Michelle knew men were capable of coming up with some dumbass ideas sometimes, but this took the cake. Bring Nell on the road with him? Was he out of his mind? Yes, there were some scheduling hitches that needed to be worked out over spring break. Michelle figured that if she couldn’t get Delilah or Marcus to watch Nell for a little while on those days she had to bring her dad to the doctor and cardiac rehab, she’d ask Jamie to work his shifts around it. That way, Nell would already be at her dad’s apartment when she got back, and she could sleep over. It was too bad Nell’s friend Selma was going to be away with her family in the Caicos Islands; Selma’s mom adored Nell, and Michelle was pretty certain she wouldn’t have minded Nell staying over for a few days. She’d figure something out. She always did.

“You’re reacting viscerally. You need to hear me out,” said Esa, taking a plate from her hand as she strained on tippy toes to put it back on a high shelf.

“No, I don’t.”

“Yes, you do, because when it comes down to it, she’s my niece and I can do as I please.”

Instant stress headache. “So why even have this conversation, then, if you’re going to do want you want, anyway?”
Which, by the way, nice to see you’re back to being a douchebag
.

“Because your understanding and approval in this matter is important to me,” Esa said quietly.

Michelle’s fingers loosened around the butter knife in her hand. “I appreciate that.” She slid it into the cutlery drawer, dazzled by the shine of the silverware. You could never accuse Mrs. Guittierez of slacking off when it came to her polishing duties, that was for sure.

“Should I make some coffee?” Esa asked.

“Chamomile tea’ll be fine for me, thanks. I’m trying not to drink coffee anymore after six p.m. It keeps me up.”

“All the worrying about your father,” Esa deduced.

“Yeah.”

“How’s he doing?” Esa asked politely.

“Well,” Michelle answered. His doctors had all remarked on how fast he’d recuperated. Michelle knew that deep down, he really didn’t need her there anymore, but he wanted her there. He enjoyed the attention, and her brother still brought up the timing between Christmas and their father’s heart attack whenever he could, just to ensure she stayed guilty—as if she needed his help with that.

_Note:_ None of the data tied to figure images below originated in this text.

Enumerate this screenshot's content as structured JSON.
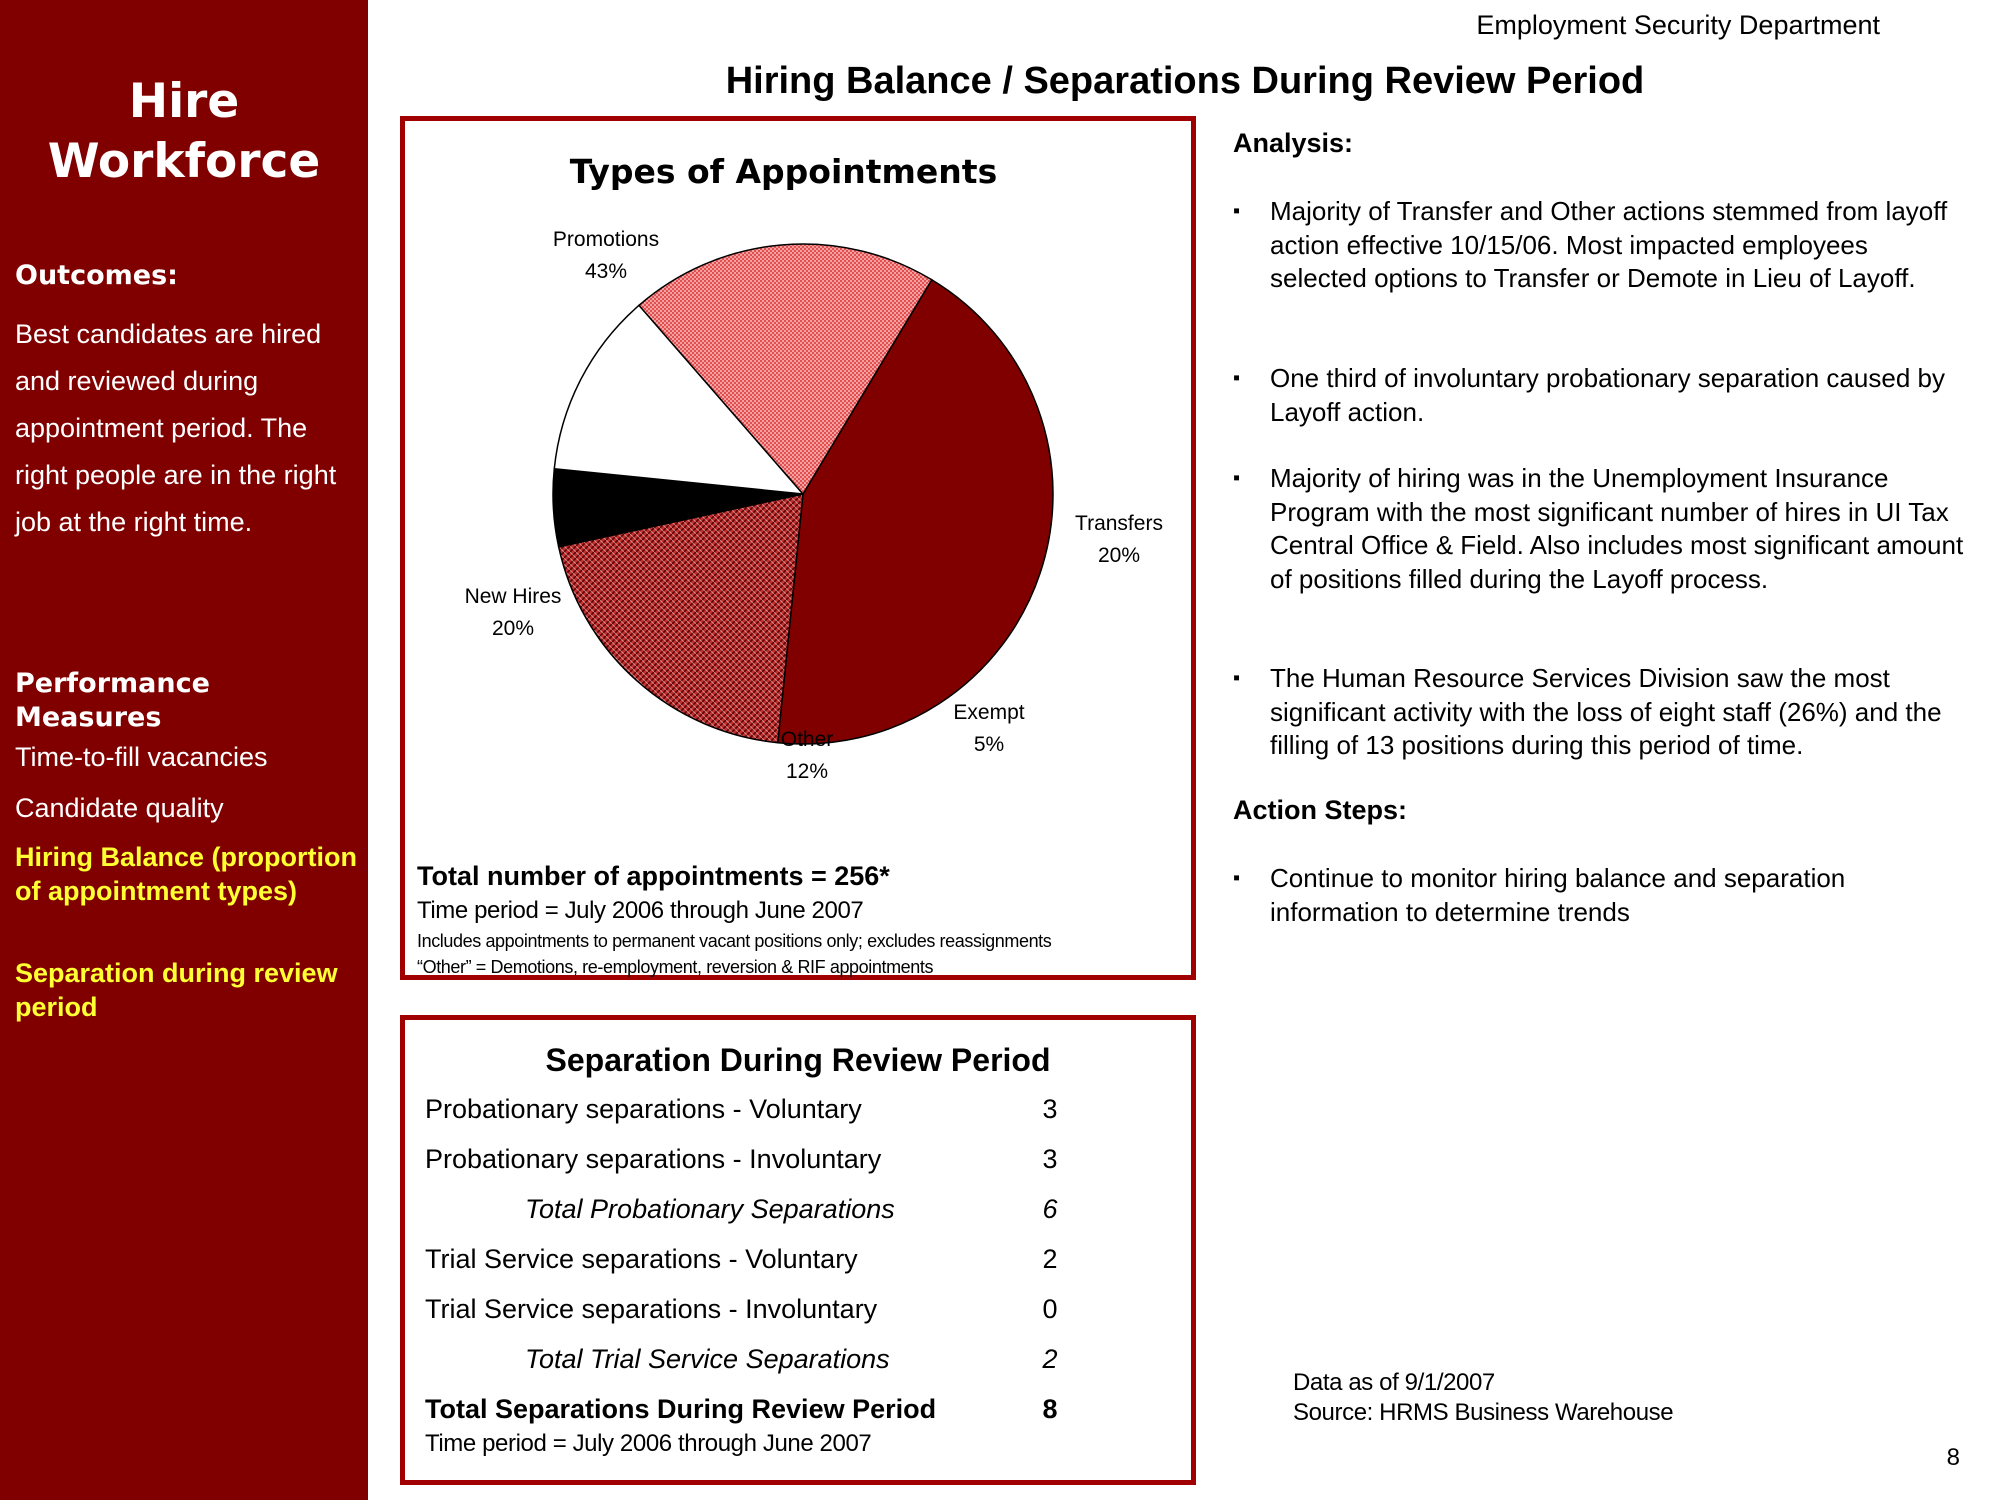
{
  "sidebar": {
    "title_line1": "Hire",
    "title_line2": "Workforce",
    "outcomes_heading": "Outcomes:",
    "outcomes_text": "Best candidates are hired and reviewed during appointment period. The right people are in the right job at the right time.",
    "measures_heading": "Performance Measures",
    "measures": [
      "Time-to-fill vacancies",
      "Candidate quality",
      "Hiring Balance (proportion of appointment types)",
      "Separation during review period"
    ]
  },
  "header": {
    "department": "Employment Security Department",
    "title": "Hiring Balance / Separations During Review Period"
  },
  "chart_data": {
    "type": "pie",
    "title": "Types of Appointments",
    "slices": [
      {
        "label": "Promotions",
        "value": 43,
        "display": "43%"
      },
      {
        "label": "Transfers",
        "value": 20,
        "display": "20%"
      },
      {
        "label": "Exempt",
        "value": 5,
        "display": "5%"
      },
      {
        "label": "Other",
        "value": 12,
        "display": "12%"
      },
      {
        "label": "New Hires",
        "value": 20,
        "display": "20%"
      }
    ],
    "colors": {
      "promotions": "#800000",
      "transfers": "#a00000",
      "exempt": "#000000",
      "other": "#ffffff",
      "new_hires": "#f08080"
    }
  },
  "chart_footer": {
    "total": "Total number of appointments = 256*",
    "period": "Time period = July 2006 through June 2007",
    "note1": "Includes appointments to permanent vacant positions only; excludes reassignments",
    "note2": "“Other” = Demotions, re-employment, reversion & RIF appointments"
  },
  "separation": {
    "title": "Separation During Review Period",
    "rows": [
      {
        "label": "Probationary separations - Voluntary",
        "value": "3"
      },
      {
        "label": "Probationary separations - Involuntary",
        "value": "3"
      },
      {
        "label": "Total Probationary Separations",
        "value": "6"
      },
      {
        "label": "Trial Service separations - Voluntary",
        "value": "2"
      },
      {
        "label": "Trial Service separations - Involuntary",
        "value": "0"
      },
      {
        "label": "Total Trial Service Separations",
        "value": "2"
      },
      {
        "label": "Total Separations During Review Period",
        "value": "8"
      }
    ],
    "period": "Time period = July 2006 through June 2007"
  },
  "analysis": {
    "heading": "Analysis:",
    "bullets": [
      "Majority of Transfer and Other actions stemmed from layoff action effective 10/15/06.  Most impacted employees selected options to Transfer or Demote in Lieu of Layoff.",
      "One third of involuntary probationary separation caused by Layoff action.",
      "Majority of hiring was in the Unemployment Insurance Program with the most significant number of hires in UI Tax Central Office & Field.  Also includes most significant amount of positions filled during the Layoff process.",
      "The Human Resource Services Division saw the most significant activity with the loss of eight staff (26%) and the filling of 13 positions during this period of time."
    ],
    "action_heading": "Action Steps:",
    "action_bullets": [
      "Continue to monitor hiring balance and separation information to determine trends"
    ],
    "bullet_mark": "▪"
  },
  "footer": {
    "data_as_of": "Data as of 9/1/2007",
    "source": "Source:  HRMS Business Warehouse",
    "page_number": "8"
  }
}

“Is he taking care of himself?” Esa’s voice remained polite.

“Yes. My brother and I have been helping him revamp his diet, and he’s been going to the cardiac rehab center, gradually building up his strength.”

“If he’s doing so well, then . . .?” The end of the question hung in the air.

“Soon,” Michelle snapped.

“I hope so.” Esa looked back over his shoulder at her on his way to make the coffee and put up the electric kettle. “Nell misses having you live here full-time very, very much.”

* * *

Mugs in hand,
they sat down at the kitchen table. One of the things Michelle had figured out over the past three months was that it made things much easier if she and Esa didn’t sit together on the couch. They sat together with Nell, because Michelle would never
completely
change direction and not spend time with them; plus, it would confuse and upset Nell too much. But in situations like this, when they were on their own and things needed to be discussed, the kitchen table was better.

Michelle opened the conversation. “So. This insane idea of yours of bringing Nell on your road trip.”

“It’s not insane at all.” Esa coolly sipped his coffee. That’s definitely one of the irksome things about him, thought Michelle, who’d been compiling a list in her head. He looked cool even when he did mundane things like sip coffee. King Cool.